We might define an eccentric as a man who is a law unto himself, and a crank as one who, having determined what the law is, insists on laying it down to others.
—LOUIS KRONENBERGER
No two men are alike, and both of them are happy for it.
—MORRIS MANDEL
in The Jewish Press
Some people march to a different drummer—and some people polka.
—Los Angeles Times Syndicate
THE REAL SECRET OF PATIENCE . . .
The real secret of patience is to find something else to do in the meantime.
—Dell Pencil Puzzles and Word Games
I endeavor to be wise when I cannot be merry, easy when I cannot be glad, content with what cannot be mended and patient when there be no redress.
—ELIZABETH MONTAGU
If you are patient in one moment of anger, you will escape a hundred days of sorrow.
—CHINESE EPIGRAM
He that can have patience can have what he will.
—BENJAMIN FRANKLIN
The key to everything is patience. You get the chicken by hatching the egg, not by smashing it.
—ARNOLD H. GLASOW
Patience! The windmill never strays in search of the wind.
—ANDY J. SKLIVIS
Nothing valuable can be lost by taking time.
—ABRAHAM LINCOLN
In any contest between power and patience, bet on patience.
—W. B. PRESCOTT
Beware the fury of a patient man.
—JOHN DRYDEN
Patience is bitter, but its fruit is sweet.
—JEAN JACQUES ROUSSEAU
Patience is the art of hoping.
—VAUVENARGUES
Be patient with everyone, but above all with yourself.
—ST. FRANCIS DE SALES
Patience is the ability to put up with people you’d like to put down.
—ULRIKE RUFFERT
There is a limit at which forbearance ceases to be a virtue.
—EDMUND BURKE
Patience is something you admire in the driver behind you and scorn in the one ahead.
—MAC MCCLEARY
Waiting is worse than knowing.

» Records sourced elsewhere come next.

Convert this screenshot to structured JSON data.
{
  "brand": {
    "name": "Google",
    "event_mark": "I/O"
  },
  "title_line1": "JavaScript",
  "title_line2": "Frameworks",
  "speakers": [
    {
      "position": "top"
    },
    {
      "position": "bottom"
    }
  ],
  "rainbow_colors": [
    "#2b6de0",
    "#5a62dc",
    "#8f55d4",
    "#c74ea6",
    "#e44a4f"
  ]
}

Grief rends the heart cleanly, that it may begin to heal; waiting shreds the spirit.
—MORGAN LLYWELYN
The Wind from Hastings
There’s a fine line between fishing and standing on the shore like an idiot.
—STEVEN WRIGHT
Regardless of how much patience we have, we would prefer never to use any of it.
—JAMES T. O’BRIEN
A man without patience is a lamp without oil.
—ANDRÉS SEGOVIA
Impatience can be a virtue, if you practice it on yourself.
—ROD MCKUEN
1985 Book of Days
He who is impatient waits twice.
—MACK MCGINNIS
One of the great disadvantages of hurry is that it takes such a long time.
—G. K. CHESTERTON
We may be willing to tell a story twice but we are never willing to hear it more than once.
—WILLIAM HAZLITT
How can a society that exists on instant mashed potatoes, packaged cake mixes, frozen dinners, and instant cameras teach patience to its young?
—PAUL SWEENEY
Patience often gets the credit that belongs to fatigue.
—FRANKLIN P. JONES
THE DIFFERENCE BETWEEN A HERO AND A COWARD . . .

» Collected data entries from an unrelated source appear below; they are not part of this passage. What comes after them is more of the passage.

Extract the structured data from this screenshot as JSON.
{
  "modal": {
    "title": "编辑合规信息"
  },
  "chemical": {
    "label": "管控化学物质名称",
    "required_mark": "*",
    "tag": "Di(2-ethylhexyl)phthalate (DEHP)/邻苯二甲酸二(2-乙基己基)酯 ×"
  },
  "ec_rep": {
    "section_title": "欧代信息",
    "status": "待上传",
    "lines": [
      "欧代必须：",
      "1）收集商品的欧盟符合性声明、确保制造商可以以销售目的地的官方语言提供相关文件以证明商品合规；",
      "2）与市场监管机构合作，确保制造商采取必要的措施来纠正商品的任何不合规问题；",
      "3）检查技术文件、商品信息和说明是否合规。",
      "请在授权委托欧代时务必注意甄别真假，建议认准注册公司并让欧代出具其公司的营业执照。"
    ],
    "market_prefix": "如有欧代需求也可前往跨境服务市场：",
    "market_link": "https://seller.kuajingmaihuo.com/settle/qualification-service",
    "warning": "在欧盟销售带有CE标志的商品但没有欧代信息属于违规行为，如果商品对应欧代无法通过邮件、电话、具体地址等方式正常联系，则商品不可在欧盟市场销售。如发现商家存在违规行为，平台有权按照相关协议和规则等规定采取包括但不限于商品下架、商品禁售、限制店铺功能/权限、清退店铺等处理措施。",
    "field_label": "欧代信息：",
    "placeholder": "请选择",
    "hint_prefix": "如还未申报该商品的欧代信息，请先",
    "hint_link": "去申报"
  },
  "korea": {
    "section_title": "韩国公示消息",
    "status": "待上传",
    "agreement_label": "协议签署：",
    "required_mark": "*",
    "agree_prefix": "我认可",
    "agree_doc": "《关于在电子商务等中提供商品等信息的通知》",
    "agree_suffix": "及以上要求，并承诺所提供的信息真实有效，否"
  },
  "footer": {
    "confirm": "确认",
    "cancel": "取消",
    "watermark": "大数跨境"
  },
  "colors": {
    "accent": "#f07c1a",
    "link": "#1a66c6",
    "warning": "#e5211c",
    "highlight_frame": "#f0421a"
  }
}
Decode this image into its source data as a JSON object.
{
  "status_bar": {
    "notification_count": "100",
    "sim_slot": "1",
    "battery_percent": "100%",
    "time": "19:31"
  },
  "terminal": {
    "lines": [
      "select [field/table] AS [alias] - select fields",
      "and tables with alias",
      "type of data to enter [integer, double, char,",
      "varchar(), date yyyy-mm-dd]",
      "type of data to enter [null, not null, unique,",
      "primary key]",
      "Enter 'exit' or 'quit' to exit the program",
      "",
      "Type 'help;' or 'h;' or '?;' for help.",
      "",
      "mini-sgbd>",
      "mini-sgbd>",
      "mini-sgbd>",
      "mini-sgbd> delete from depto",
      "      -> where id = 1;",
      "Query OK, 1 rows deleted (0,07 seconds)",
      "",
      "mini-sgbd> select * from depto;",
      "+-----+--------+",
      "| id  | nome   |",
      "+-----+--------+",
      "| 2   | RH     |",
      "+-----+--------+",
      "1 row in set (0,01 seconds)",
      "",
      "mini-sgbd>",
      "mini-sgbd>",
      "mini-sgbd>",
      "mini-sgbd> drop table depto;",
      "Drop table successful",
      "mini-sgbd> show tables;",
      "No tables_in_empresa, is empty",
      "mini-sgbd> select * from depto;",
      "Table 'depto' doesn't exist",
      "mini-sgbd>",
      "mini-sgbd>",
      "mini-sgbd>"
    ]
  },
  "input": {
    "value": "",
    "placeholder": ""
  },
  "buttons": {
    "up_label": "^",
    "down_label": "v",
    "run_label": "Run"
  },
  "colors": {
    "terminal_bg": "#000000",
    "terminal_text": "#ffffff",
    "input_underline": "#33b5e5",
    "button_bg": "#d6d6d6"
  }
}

The difference between a hero and
a coward is one step sideways.
—GENE HACKMAN
Life shrinks or expands in proportion to one’s courage.
—The Diary of Anaïs Nin
edited by Gunther Stuhlmann
Real courage is when you know you’re licked before you begin, but you begin anyway and see it through no matter what.
—HARPER LEE
To Kill a Mockingbird
Courage is being scared to death—and saddling up anyway.
—JOHN WAYNE
It is often easier to fight for principles than to live up to them.
—ADLAI E. STEVENSON
Courage is the art of being the only one who knows you’re scared to death.
—EARL WILSON
Facing it—always facing it—that’s the way to get through. Face it!
—JOSEPH CONRAD
Pain nourishes courage. You can’t be brave if you’ve only had wonderful things happen to you.